Date: 14th April 2026
Author: BETTER FINANCE

The EU Taxonomy plays a central role in the EU sustainable finance framework by providing a common classification system for environmentally sustainable economic activities. Its purpose is to help investors, companies and financial market participants identify which economic activities can be considered environmentally sustainable under clear and harmonised criteria.  

The Climate Delegated Act is a key part of that framework, as it sets the technical screening criteria for activities that contribute substantially to climate change mitigation and climate change adaptation. These criteria are important not only for reporting entities, but also for investors, as they shape how Taxonomy alignment is assessed and disclosed in practice. 

For individual investors and other financial services users, the quality of the Taxonomy framework depends on both credibility and usability. The criteria must remain scientifically robust, comparable and decision-useful, while also being clear enough to be applied consistently in practice. The current review is therefore an opportunity to improve the framework, provided that simplification strengthens legal certainty and operability. \

BETTER FINANCE highlights four key considerations that should guide the finalisation of the revised Climate Delegated Act. 

1. Support for targeted simplification that improves practical application 

BETTER FINANCE supports targeted amendments that address criteria shown in practice to be overly complex, duplicative or difficult to apply consistently. A classification framework is useful only if it is both robust and operable. Where better drafting, clearer structure or improved alignment with existing Union law can reduce undue burden while preserving substance, such changes can improve the overall effectiveness of the Taxonomy. At the same time, simplification should mean making the criteria easier to understand, verify and apply in practice. From an investor perspective, the value of the Taxonomy depends not only on operability for preparers, but also on the continued credibility of the framework for users of sustainability disclosures. 

2. Positive direction on adaptation-related usability 

A useful feature of the draft is its effort to clarify and structure the generic climate adaptation process. The revised generic criteria for DNSH to climate change adaptation are presented in a clearer sequence: screening, climate risk assessment, adaptation plan, and implementation. They also specify that the risk assessment should use observational or reanalysis data and climate projections from authoritative sources, across future scenarios consistent with the activity’s expected lifetime. 
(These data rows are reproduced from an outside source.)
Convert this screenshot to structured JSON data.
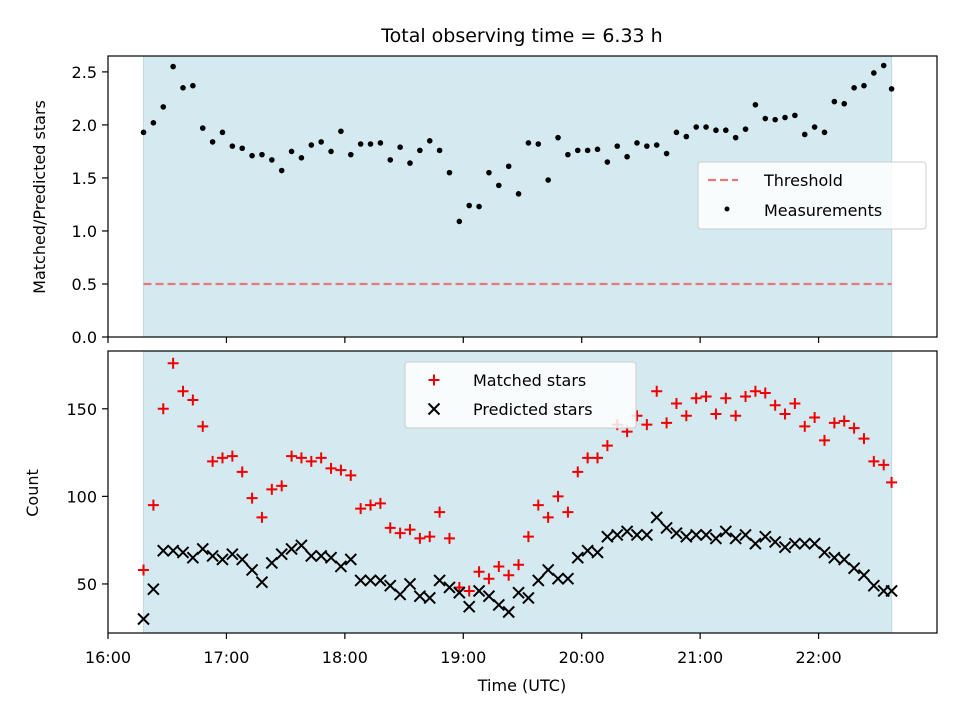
{
  "chart_data": [
    {
      "type": "scatter",
      "title": "Total observing time = 6.33 h",
      "xlabel": "",
      "ylabel": "Matched/Predicted stars",
      "ylim": [
        0,
        2.65
      ],
      "xlim": [
        "16:00",
        "23:00"
      ],
      "yticks": [
        "0.0",
        "0.5",
        "1.0",
        "1.5",
        "2.0",
        "2.5"
      ],
      "ytick_values": [
        0,
        0.5,
        1.0,
        1.5,
        2.0,
        2.5
      ],
      "shaded_span": [
        "16:18",
        "22:37"
      ],
      "shade_color": "#d4eaf0",
      "threshold": {
        "name": "Threshold",
        "value": 0.5,
        "color": "#e87878",
        "style": "dashed",
        "x_range": [
          "16:18",
          "22:37"
        ]
      },
      "legend": {
        "position": "center-right",
        "entries": [
          "Threshold",
          "Measurements"
        ]
      },
      "series": [
        {
          "name": "Measurements",
          "marker": "dot",
          "color": "#000000",
          "x": [
            "16:18",
            "16:23",
            "16:28",
            "16:33",
            "16:38",
            "16:43",
            "16:48",
            "16:53",
            "16:58",
            "17:03",
            "17:08",
            "17:13",
            "17:18",
            "17:23",
            "17:28",
            "17:33",
            "17:38",
            "17:43",
            "17:48",
            "17:53",
            "17:58",
            "18:03",
            "18:08",
            "18:13",
            "18:18",
            "18:23",
            "18:28",
            "18:33",
            "18:38",
            "18:43",
            "18:48",
            "18:53",
            "18:58",
            "19:03",
            "19:08",
            "19:13",
            "19:18",
            "19:23",
            "19:28",
            "19:33",
            "19:38",
            "19:43",
            "19:48",
            "19:53",
            "19:58",
            "20:03",
            "20:08",
            "20:13",
            "20:18",
            "20:23",
            "20:28",
            "20:33",
            "20:38",
            "20:43",
            "20:48",
            "20:53",
            "20:58",
            "21:03",
            "21:08",
            "21:13",
            "21:18",
            "21:23",
            "21:28",
            "21:33",
            "21:38",
            "21:43",
            "21:48",
            "21:53",
            "21:58",
            "22:03",
            "22:08",
            "22:13",
            "22:18",
            "22:23",
            "22:28",
            "22:33",
            "22:37"
          ],
          "values": [
            1.93,
            2.02,
            2.17,
            2.55,
            2.35,
            2.37,
            1.97,
            1.84,
            1.93,
            1.8,
            1.78,
            1.71,
            1.72,
            1.67,
            1.57,
            1.75,
            1.69,
            1.81,
            1.84,
            1.75,
            1.94,
            1.72,
            1.82,
            1.82,
            1.83,
            1.67,
            1.79,
            1.64,
            1.76,
            1.85,
            1.76,
            1.55,
            1.09,
            1.24,
            1.23,
            1.55,
            1.43,
            1.61,
            1.35,
            1.83,
            1.82,
            1.48,
            1.88,
            1.72,
            1.76,
            1.76,
            1.77,
            1.65,
            1.8,
            1.7,
            1.83,
            1.8,
            1.81,
            1.73,
            1.93,
            1.89,
            1.98,
            1.98,
            1.95,
            1.95,
            1.88,
            1.96,
            2.19,
            2.06,
            2.05,
            2.07,
            2.09,
            1.91,
            1.98,
            1.93,
            2.22,
            2.2,
            2.35,
            2.37,
            2.49,
            2.56,
            2.34
          ]
        }
      ]
    },
    {
      "type": "scatter",
      "title": "",
      "xlabel": "Time (UTC)",
      "ylabel": "Count",
      "ylim": [
        22,
        183
      ],
      "xlim": [
        "16:00",
        "23:00"
      ],
      "xticks": [
        "16:00",
        "17:00",
        "18:00",
        "19:00",
        "20:00",
        "21:00",
        "22:00"
      ],
      "yticks": [
        "50",
        "100",
        "150"
      ],
      "ytick_values": [
        50,
        100,
        150
      ],
      "shaded_span": [
        "16:18",
        "22:37"
      ],
      "shade_color": "#d4eaf0",
      "legend": {
        "position": "top-center",
        "entries": [
          "Matched stars",
          "Predicted stars"
        ]
      },
      "series": [
        {
          "name": "Matched stars",
          "marker": "plus",
          "color": "#ee0000",
          "x": [
            "16:18",
            "16:23",
            "16:28",
            "16:33",
            "16:38",
            "16:43",
            "16:48",
            "16:53",
            "16:58",
            "17:03",
            "17:08",
            "17:13",
            "17:18",
            "17:23",
            "17:28",
            "17:33",
            "17:38",
            "17:43",
            "17:48",
            "17:53",
            "17:58",
            "18:03",
            "18:08",
            "18:13",
            "18:18",
            "18:23",
            "18:28",
            "18:33",
            "18:38",
            "18:43",
            "18:48",
            "18:53",
            "18:58",
            "19:03",
            "19:08",
            "19:13",
            "19:18",
            "19:23",
            "19:28",
            "19:33",
            "19:38",
            "19:43",
            "19:48",
            "19:53",
            "19:58",
            "20:03",
            "20:08",
            "20:13",
            "20:18",
            "20:23",
            "20:28",
            "20:33",
            "20:38",
            "20:43",
            "20:48",
            "20:53",
            "20:58",
            "21:03",
            "21:08",
            "21:13",
            "21:18",
            "21:23",
            "21:28",
            "21:33",
            "21:38",
            "21:43",
            "21:48",
            "21:53",
            "21:58",
            "22:03",
            "22:08",
            "22:13",
            "22:18",
            "22:23",
            "22:28",
            "22:33",
            "22:37"
          ],
          "values": [
            58,
            95,
            150,
            176,
            160,
            155,
            140,
            120,
            122,
            123,
            114,
            99,
            88,
            104,
            106,
            123,
            122,
            120,
            122,
            116,
            115,
            112,
            93,
            95,
            96,
            82,
            79,
            81,
            76,
            77,
            91,
            76,
            48,
            46,
            57,
            53,
            60,
            55,
            61,
            77,
            95,
            88,
            100,
            91,
            114,
            122,
            122,
            129,
            141,
            137,
            146,
            141,
            160,
            142,
            153,
            146,
            156,
            157,
            147,
            156,
            146,
            157,
            160,
            159,
            152,
            147,
            153,
            140,
            145,
            132,
            142,
            143,
            139,
            133,
            120,
            118,
            108
          ]
        },
        {
          "name": "Predicted stars",
          "marker": "x",
          "color": "#000000",
          "x": [
            "16:18",
            "16:23",
            "16:28",
            "16:33",
            "16:38",
            "16:43",
            "16:48",
            "16:53",
            "16:58",
            "17:03",
            "17:08",
            "17:13",
            "17:18",
            "17:23",
            "17:28",
            "17:33",
            "17:38",
            "17:43",
            "17:48",
            "17:53",
            "17:58",
            "18:03",
            "18:08",
            "18:13",
            "18:18",
            "18:23",
            "18:28",
            "18:33",
            "18:38",
            "18:43",
            "18:48",
            "18:53",
            "18:58",
            "19:03",
            "19:08",
            "19:13",
            "19:18",
            "19:23",
            "19:28",
            "19:33",
            "19:38",
            "19:43",
            "19:48",
            "19:53",
            "19:58",
            "20:03",
            "20:08",
            "20:13",
            "20:18",
            "20:23",
            "20:28",
            "20:33",
            "20:38",
            "20:43",
            "20:48",
            "20:53",
            "20:58",
            "21:03",
            "21:08",
            "21:13",
            "21:18",
            "21:23",
            "21:28",
            "21:33",
            "21:38",
            "21:43",
            "21:48",
            "21:53",
            "21:58",
            "22:03",
            "22:08",
            "22:13",
            "22:18",
            "22:23",
            "22:28",
            "22:33",
            "22:37"
          ],
          "values": [
            30,
            47,
            69,
            69,
            68,
            65,
            70,
            66,
            64,
            67,
            64,
            58,
            51,
            62,
            67,
            70,
            72,
            66,
            66,
            65,
            60,
            64,
            52,
            52,
            52,
            49,
            44,
            50,
            43,
            42,
            52,
            48,
            45,
            37,
            46,
            43,
            38,
            34,
            45,
            42,
            52,
            58,
            53,
            53,
            65,
            69,
            68,
            77,
            78,
            80,
            78,
            78,
            88,
            82,
            79,
            77,
            78,
            78,
            76,
            80,
            76,
            78,
            73,
            77,
            74,
            71,
            73,
            73,
            73,
            68,
            65,
            64,
            59,
            55,
            49,
            46,
            46
          ]
        }
      ]
    }
  ]
}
From a usability standpoint, this is a welcome development. A more structured presentation can make the adaptation process easier to understand and apply. It may also support more consistent implementation across sectors. However, this clarification should not result in a box-ticking exercise. Adaptation criteria remain meaningful only if climate risks are assessed in a forward-looking, activity-specific and proportionate manner, and if identified significant risks are genuinely addressed through credible adaptation measures. 

3. Stronger alignment with Union law 

BETTER FINANCE sees merit in better alignment with existing legal requirements where this improves legal certainty and avoids duplicative evidence burdens. That said, alignment with Union law should not automatically be assumed to provide an equivalent level of assurance in every case. The purpose of the Taxonomy is not simply to restate compliance obligations, but to identify environmentally sustainable activities using a robust and credible classification framework. 

Moreover, closer alignment with Union law does not, by itself, resolve the practical usability challenge where reporting entities and users still need to navigate multiple cross-referenced regulations, delegated acts and national transpositions. Genuine usability gains require not only legal consistency, but also more accessible implementation pathways.  

4. Transparency and implementation support 

BETTER FINANCE has previously emphasised that changes to the Taxonomy framework should be made transparently and through a structured process, so that market participants understand both the rationale for the amendments and their implications for reported data. That point remains relevant here. For a framework used by investors over time, predictability and transparency are central to trust. In addition, if the objective is genuine usability, legislative amendments should be complemented by practical implementation support, including clearer operational guidance and more effective digital tools helping preparers and users identify the relevant legal references, evidence sources and verification pathways for each criterion. 

Overall, BETTER FINANCE supports targeted refinements to the Climate Delegated Act where they make the technical screening criteria for climate change mitigation and climate change adaptation clearer, more coherent and easier to apply in practice.